A recent Perspective article from Rodica Stan describes the experience of the establishment of a California Institute for Regenerative Medicine-associated Alpha Stem Cell Clinic at the City of Hope (California, USA). Perrin et al. report the definition of the “hybrid nurse” role, a person with nursing competencies in both clinical care and research, as the highlight of the process and the key to success. Head over to STEM CELLS Translational Medicine now to understand how nursing competencies play a crucial role in the stem cell clinic.
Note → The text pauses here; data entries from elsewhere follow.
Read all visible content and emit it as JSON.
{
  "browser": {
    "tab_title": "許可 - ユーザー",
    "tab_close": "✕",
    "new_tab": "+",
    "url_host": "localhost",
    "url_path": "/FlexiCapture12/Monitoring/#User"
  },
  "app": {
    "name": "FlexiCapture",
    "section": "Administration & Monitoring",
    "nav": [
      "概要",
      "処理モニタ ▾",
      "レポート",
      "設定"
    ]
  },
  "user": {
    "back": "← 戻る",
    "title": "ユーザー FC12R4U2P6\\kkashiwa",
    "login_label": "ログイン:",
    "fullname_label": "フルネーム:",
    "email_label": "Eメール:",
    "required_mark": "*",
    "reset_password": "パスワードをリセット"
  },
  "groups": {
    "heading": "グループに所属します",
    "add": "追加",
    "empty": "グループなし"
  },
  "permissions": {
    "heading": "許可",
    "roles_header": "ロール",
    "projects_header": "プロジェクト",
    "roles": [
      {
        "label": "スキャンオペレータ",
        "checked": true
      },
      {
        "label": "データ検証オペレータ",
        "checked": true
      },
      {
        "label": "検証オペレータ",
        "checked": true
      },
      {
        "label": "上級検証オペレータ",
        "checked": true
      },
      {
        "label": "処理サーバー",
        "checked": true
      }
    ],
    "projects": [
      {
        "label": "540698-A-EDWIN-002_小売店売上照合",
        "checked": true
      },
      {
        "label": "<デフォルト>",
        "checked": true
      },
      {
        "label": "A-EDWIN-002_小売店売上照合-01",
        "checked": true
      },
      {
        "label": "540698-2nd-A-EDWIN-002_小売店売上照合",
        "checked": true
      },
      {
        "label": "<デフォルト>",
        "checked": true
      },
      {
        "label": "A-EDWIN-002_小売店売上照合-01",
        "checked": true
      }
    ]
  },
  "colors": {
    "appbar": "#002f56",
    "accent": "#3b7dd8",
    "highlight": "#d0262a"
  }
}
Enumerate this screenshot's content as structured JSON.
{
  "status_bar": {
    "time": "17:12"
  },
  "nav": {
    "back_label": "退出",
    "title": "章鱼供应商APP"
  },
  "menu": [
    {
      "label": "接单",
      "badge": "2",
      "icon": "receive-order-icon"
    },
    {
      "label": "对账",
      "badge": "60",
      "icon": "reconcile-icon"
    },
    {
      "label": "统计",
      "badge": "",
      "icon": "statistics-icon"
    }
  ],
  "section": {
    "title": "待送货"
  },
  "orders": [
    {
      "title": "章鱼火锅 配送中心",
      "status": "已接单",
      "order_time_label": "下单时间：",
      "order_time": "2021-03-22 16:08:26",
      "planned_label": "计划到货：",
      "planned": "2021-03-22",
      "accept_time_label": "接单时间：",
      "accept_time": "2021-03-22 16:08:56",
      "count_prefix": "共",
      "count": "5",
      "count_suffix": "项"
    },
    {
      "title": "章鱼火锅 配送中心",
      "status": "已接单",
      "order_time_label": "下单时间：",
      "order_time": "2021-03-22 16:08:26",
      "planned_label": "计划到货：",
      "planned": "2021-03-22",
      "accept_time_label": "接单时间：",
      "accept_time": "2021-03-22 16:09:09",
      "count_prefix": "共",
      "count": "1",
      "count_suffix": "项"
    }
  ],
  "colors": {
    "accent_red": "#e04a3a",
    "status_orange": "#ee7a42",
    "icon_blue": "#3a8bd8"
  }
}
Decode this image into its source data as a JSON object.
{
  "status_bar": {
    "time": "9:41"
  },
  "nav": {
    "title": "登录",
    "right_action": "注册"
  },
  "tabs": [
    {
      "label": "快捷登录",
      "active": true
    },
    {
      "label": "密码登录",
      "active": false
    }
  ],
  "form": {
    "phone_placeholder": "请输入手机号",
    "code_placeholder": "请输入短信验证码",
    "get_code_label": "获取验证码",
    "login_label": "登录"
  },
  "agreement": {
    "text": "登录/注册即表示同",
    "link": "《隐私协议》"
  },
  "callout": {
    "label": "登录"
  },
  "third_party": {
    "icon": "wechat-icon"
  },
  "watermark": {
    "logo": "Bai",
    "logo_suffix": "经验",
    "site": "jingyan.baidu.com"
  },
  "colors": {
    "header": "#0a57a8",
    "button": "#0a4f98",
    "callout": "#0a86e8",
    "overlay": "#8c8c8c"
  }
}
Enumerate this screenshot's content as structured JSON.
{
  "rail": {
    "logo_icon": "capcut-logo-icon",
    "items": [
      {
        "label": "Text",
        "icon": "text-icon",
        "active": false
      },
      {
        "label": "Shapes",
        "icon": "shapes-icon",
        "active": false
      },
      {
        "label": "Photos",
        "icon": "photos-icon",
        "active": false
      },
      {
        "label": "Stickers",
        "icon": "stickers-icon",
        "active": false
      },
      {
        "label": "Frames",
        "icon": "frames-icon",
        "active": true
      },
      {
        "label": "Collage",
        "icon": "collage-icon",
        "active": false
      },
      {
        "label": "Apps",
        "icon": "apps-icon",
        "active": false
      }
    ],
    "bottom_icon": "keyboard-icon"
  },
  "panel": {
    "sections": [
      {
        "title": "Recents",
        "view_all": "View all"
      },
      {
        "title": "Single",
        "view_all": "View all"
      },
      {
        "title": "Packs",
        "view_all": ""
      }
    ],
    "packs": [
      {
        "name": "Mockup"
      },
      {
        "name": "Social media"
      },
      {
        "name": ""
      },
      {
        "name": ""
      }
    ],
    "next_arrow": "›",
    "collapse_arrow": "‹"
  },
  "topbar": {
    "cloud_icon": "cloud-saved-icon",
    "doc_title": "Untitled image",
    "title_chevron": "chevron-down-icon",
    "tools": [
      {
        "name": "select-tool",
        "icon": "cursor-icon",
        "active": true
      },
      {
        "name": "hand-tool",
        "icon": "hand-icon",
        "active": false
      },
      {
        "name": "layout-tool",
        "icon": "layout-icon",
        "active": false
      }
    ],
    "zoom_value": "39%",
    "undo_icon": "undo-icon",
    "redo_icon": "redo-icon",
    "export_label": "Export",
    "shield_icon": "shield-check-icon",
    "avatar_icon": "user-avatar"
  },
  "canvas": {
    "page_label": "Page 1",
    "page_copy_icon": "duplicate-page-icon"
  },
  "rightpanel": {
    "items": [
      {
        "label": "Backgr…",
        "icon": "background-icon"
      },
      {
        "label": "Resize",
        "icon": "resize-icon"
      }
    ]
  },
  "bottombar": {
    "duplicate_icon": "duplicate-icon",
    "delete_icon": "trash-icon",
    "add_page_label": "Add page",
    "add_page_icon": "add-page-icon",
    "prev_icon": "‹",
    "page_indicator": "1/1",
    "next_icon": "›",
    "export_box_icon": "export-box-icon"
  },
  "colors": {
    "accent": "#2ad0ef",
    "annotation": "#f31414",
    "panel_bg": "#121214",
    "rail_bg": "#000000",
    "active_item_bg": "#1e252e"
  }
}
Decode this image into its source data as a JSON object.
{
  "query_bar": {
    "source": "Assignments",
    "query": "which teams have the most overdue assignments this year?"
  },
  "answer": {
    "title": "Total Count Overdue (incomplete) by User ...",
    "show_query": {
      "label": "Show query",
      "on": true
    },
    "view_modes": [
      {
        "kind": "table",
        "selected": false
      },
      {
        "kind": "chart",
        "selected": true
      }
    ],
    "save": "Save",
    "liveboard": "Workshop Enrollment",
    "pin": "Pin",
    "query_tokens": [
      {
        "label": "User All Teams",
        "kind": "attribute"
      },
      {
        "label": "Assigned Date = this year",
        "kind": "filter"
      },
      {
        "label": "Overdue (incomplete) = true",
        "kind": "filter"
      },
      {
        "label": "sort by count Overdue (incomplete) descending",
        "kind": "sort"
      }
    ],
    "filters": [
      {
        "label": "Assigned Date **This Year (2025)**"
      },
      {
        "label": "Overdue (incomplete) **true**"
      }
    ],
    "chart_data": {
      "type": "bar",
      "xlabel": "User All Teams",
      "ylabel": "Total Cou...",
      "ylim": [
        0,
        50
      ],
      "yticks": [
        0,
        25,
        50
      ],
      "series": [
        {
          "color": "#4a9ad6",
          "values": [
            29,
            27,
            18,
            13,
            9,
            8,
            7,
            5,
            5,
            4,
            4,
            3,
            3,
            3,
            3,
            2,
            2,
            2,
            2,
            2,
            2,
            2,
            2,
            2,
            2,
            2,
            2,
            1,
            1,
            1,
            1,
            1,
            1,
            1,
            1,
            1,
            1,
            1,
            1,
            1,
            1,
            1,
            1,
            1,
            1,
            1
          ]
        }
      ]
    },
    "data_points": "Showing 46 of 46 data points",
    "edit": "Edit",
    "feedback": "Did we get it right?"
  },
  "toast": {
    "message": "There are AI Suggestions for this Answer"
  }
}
Impaired Cardiac Repair in Diabetes: A Role for SDF-1:CXCR4

Diabetes causes impaired post-acute myocardial infarction (AMI) cardiac repair, and a new STEM CELLS Translational Medicine study from the lab of Feng Dong (Northeast Ohio Medical University, Ohio, USA) sought to figure out why! Mayorga et al. now report the dysregulation of the SDF-1:CXCR4 axis, which controls the mobilization and migration of stem cells from the BM to the site of tissue injury, in a disease-specific mouse model. However, this new STEM CELLS Translational Medicine study also demonstrates that overexpression of SDF-1 may represent a potentially exciting treatment option.

Translation Elongation Factor Helps to maintain Hepatocellular Carcinoma CSCs

Deciphering the mechanisms that regulate cancer stem cells (CSCs) may permit the development of potent anti-cancer therapies. In a previous study, researchers from the lab of Dan Xie (Sun Yat-Sen University Cancer Center, Guangzhou, China) demonstrated that overexpression of the eukaryotic initiation factor 5A2 (EIF5A2) promoted hepatocellular carcinoma (HCC) cell metastasis and angiogenesis. Now, their new STEM CELLS study suggests that EIF5A2 contributes to the maintenance of HCC CSCs via the c-Myc/miR-29b axis, raising the possibility of developing a new CSCs‐specific therapy.